Les autres notes sur les dialogues du cerveau :
- 1ère partie: Les illusions de la perception
- 2ème partie : L'impossible localisation du moi
- 4ème partie : Libre-arbitre et déterminisme
Nos
facultés sensorielles ne nous offrent qu'une ouverture très limitée
sur le monde. C'est comme si nous étions à l'intérieur d'un
château-fort dont les murs épais ne laissent que quelques étroites
meurtrières pour contempler le monde environnant, et encore certains
côtés du château n'ont aucune meurtrière pour pouvoir voir ce
qu'il s'y passe, l'infiniment petit est un de ces aspects du monde,
qui nous est inaccessible. En outre, la cour intérieure du château
ainsi que le donjon et les bâtisses centrales ne sont aussi visibles
qu'à travers d'étroites meurtrières et de minuscules ouvertures.
Avec
les yeux, nous pouvons voir tout le spectre des couleurs, ce qui est
déjà un miracle de l'évolution des espèces, mais une grande gamme
des rayons du soleil nous est inaccessible : les ultraviolets,
les infrarouges notamment... L'évolution nous a doté de sens qui
était utile à notre survie, pas nécessairement des sens qui était
utile à la compréhension des rouages intimes du monde. Tout ce que
les hommes peuvent faire pour pallier ces déficiences est d'inventer
des machines qui nous permettront d'explorer ces mondes invisibles,
un peu comme on pare un mal-entendant d'appareils auditifs pour
pallier à sa surdité.
Par
ailleurs, notre dimension mésoscopique, c'est-à-dire à mi-chemin
entre l'infiniment grand et l'infiniment petit ne nous permet de
comprendre adéquatement que les phénomènes de notre dimension.

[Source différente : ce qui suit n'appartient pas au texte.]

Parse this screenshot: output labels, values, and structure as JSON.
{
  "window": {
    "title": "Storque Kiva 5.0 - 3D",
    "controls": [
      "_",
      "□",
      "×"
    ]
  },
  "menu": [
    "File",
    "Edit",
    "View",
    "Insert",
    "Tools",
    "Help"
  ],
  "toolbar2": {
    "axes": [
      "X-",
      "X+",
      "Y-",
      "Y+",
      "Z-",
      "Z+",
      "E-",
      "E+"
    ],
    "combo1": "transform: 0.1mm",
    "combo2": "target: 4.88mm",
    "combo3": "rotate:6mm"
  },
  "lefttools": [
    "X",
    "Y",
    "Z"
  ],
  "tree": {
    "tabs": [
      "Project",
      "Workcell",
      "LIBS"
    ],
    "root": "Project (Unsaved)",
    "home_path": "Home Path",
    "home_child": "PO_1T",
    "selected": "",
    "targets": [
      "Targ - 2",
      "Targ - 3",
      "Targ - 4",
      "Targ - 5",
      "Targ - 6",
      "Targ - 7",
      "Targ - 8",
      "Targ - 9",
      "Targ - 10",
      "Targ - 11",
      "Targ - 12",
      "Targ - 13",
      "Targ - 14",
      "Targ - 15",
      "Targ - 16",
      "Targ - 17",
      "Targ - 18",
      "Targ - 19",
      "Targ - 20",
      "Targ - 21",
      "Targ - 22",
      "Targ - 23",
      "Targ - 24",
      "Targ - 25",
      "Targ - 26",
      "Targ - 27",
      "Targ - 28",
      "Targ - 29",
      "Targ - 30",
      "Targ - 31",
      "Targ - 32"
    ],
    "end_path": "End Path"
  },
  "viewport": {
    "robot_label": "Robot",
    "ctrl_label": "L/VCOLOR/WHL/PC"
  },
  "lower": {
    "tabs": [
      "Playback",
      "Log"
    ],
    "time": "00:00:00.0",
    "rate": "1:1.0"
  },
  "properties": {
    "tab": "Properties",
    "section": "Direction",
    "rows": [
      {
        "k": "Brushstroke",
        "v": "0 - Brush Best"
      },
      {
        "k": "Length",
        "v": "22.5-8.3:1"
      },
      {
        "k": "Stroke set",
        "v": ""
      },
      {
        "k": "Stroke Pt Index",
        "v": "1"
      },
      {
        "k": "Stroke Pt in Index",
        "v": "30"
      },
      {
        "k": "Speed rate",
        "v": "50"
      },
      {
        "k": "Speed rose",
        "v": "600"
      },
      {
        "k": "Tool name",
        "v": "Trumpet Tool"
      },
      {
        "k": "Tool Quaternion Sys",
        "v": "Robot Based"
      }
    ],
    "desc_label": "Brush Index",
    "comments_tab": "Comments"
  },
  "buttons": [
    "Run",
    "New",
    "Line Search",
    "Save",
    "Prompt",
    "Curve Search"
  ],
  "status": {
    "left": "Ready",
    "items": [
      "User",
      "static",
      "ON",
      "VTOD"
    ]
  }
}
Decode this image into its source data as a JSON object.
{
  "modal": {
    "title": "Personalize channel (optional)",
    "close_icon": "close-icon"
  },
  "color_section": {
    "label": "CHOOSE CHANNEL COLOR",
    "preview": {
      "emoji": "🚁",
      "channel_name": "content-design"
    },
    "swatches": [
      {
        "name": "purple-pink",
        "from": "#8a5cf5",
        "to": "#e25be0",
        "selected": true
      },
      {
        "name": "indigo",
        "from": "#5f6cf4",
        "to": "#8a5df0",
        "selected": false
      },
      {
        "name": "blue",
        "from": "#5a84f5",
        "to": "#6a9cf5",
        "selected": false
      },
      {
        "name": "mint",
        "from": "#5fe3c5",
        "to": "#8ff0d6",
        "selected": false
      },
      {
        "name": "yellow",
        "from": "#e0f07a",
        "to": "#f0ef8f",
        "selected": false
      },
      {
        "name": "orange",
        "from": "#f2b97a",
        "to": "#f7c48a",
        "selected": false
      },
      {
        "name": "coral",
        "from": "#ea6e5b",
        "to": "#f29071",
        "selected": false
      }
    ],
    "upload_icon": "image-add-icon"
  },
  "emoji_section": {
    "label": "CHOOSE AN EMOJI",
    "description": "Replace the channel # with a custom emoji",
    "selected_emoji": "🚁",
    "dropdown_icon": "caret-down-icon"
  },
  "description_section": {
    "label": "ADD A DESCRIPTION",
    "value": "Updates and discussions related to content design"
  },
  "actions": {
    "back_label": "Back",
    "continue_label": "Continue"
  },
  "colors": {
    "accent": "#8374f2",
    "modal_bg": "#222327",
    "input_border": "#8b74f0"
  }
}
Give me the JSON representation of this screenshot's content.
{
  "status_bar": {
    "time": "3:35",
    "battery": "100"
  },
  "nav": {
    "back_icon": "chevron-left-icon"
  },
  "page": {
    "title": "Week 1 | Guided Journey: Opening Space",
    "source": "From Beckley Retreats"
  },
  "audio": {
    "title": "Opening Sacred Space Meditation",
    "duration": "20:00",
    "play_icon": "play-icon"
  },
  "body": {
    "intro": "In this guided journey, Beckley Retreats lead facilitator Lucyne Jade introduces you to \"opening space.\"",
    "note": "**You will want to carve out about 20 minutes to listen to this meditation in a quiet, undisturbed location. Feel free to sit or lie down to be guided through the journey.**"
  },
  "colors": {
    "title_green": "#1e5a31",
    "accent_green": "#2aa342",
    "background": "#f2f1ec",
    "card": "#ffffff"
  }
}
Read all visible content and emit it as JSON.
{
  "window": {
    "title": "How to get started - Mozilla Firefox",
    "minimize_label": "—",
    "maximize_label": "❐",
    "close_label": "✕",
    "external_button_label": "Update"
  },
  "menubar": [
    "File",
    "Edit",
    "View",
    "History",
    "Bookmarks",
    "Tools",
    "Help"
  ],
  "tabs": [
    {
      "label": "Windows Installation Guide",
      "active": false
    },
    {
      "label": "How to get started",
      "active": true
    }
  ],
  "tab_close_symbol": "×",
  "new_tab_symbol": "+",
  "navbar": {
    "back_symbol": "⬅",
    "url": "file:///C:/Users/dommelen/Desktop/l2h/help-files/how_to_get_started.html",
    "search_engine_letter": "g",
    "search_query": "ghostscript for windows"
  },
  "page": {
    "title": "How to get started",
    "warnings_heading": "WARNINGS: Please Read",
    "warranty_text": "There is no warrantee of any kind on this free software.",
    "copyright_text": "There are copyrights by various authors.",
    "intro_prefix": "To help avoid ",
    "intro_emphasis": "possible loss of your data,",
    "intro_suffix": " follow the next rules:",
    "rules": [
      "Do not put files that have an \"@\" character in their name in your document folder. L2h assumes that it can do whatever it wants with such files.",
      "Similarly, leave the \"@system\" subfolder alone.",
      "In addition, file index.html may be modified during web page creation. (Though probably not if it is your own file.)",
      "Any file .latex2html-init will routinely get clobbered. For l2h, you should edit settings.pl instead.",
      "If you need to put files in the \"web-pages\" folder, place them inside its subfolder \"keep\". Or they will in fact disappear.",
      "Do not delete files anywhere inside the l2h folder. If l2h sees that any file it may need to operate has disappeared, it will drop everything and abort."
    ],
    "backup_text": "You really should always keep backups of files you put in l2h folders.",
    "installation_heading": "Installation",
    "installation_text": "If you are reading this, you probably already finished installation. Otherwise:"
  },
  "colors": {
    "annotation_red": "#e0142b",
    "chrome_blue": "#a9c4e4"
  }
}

Dans l'infiniment grand, la théorie de la relativité générale
d'Einstein nous explique que les objets particulièrement massifs
comme les étoiles et les planètes courbent l'espace-temps.
Concrètement, cela ne signifie rien pour nous. Comment un monde en
quatre dimensions ? Cela nous dépasse complètement. Pour
essayer de comprendre, nous devons faire des sortes d'analogies,
comme de représenter l'espace comme un tapis en mousse sur lequel on
poserait un boule de bowling (l'objet particulièrement massif comme
une étoile ou une planète). La boule de bowling déformerait sans
conteste le tapis en mousse, créant une dépression dans lesquelles
les billes qu'on y lancerait seraient attirées vers la boule de
bowling. Cette analogie permet de comprendre la gravitation dans le
cadre de la relativité générale ; mais malgré tout, cela
reste un phénomène assez mystérieux qui n'est pas du tout
intuitif.
Imaginons
maintenant que nous soyons une baleine cosmique de la taille de la
planète Terre, évoluant majestueusement dans l'espace intersidéral.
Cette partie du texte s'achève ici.